Aos 68 anos, a atriz confirmou seu retorno aos palcos para 2026 na peça “Sangue Negro, Coroa Azul”, onde interpretará a protagonista, Queen Abadebah.
A notícia, divulgada no início da semana, causou um colapso momentâneo nos sites de venda de ingressos do Reino Unido. Segundo a produção do espetáculo, a temporada — que estreia apenas em março de 2026 — já está com todas as sessões esgotadas até meados de 2027.
O teatro, um dos mais tradicionais de Londres, possui capacidade para apenas 2 mil pessoas por noite. No entanto, a administração confirmou ao g1 que a lista de espera oficial já ultrapassa 50 mil nomes, um recorde absoluto para uma produção dramática na década.
D’Baby Adams construiu uma reputação quase mítica nos palcos. Conhecida por sua voz inconfundível e presença cênica dominadora, ela carrega consigo um ditado que virou lei nos bastidores e na plateia: “Quando D’Baby Adams fala, você apenas senta e escuta”.
Fontes ligadas à produção afirmam que o clima no primeiro dia de ensaio foi de reverência total.
“É como se a realeza de verdade tivesse entrado na sala. Quando ela abriu o texto para ler a primeira fala de Queen Abadebah, o silêncio era tão absoluto que dava para ouvir o trânsito lá fora.
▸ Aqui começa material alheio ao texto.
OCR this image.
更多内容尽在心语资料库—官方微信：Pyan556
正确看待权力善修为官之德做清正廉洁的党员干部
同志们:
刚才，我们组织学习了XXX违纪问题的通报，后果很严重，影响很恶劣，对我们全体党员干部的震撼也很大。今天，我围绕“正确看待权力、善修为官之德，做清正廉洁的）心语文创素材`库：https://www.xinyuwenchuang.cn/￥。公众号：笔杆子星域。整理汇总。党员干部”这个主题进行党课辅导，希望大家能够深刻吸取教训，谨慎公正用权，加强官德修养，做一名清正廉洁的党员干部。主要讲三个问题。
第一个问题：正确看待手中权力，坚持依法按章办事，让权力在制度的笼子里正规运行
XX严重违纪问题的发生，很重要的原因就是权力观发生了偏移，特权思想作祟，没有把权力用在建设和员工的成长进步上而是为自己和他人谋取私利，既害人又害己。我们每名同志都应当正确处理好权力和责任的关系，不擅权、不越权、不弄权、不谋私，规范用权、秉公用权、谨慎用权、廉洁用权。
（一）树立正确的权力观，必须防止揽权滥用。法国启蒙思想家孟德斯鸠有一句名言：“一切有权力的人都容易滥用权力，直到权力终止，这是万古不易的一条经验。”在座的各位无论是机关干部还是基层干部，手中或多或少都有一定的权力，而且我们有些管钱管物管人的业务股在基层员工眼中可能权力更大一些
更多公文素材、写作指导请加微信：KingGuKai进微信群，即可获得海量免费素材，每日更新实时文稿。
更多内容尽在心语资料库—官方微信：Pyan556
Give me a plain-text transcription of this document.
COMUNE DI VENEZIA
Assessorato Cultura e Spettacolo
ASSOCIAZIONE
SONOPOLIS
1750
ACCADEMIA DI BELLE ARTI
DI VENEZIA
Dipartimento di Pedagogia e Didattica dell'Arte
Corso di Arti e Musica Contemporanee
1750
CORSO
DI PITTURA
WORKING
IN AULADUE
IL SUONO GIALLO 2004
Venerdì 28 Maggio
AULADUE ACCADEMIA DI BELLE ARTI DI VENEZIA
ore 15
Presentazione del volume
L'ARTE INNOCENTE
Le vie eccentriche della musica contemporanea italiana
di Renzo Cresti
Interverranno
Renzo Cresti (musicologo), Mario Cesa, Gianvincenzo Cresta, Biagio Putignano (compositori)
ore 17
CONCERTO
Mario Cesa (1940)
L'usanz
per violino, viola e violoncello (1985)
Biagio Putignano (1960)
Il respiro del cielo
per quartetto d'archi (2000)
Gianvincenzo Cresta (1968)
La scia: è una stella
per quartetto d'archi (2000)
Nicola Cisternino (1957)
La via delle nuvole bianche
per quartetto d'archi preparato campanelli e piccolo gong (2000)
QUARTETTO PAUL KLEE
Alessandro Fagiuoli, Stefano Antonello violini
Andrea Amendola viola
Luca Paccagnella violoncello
Ela não precisa gritar. Ela apenas existe, e isso basta”, disse um membro da equipe técnica à BBC, que preferiu não se identificar.
O papel de Queen Abadebah
Em “Sangue Negro, Coroa Azul”, Adams viverá uma monarca exilada que precisa navegar por traições políticas e segredos familiares para recuperar seu trono. Críticos britânicos já apontam que o papel parece ter sido escrito sob medida para o temperamento e a técnica da atriz.
A peça promete ser o evento cultural mais importante de 2026 no Reino Unido, solidificando ainda mais o status de D’Baby como a “Primeira-dama” indiscutível do teatro.
Para os 50 mil fãs na fila de espera, resta torcer por uma extensão da temporada ou por uma transmissão ao vivo nos cinemas.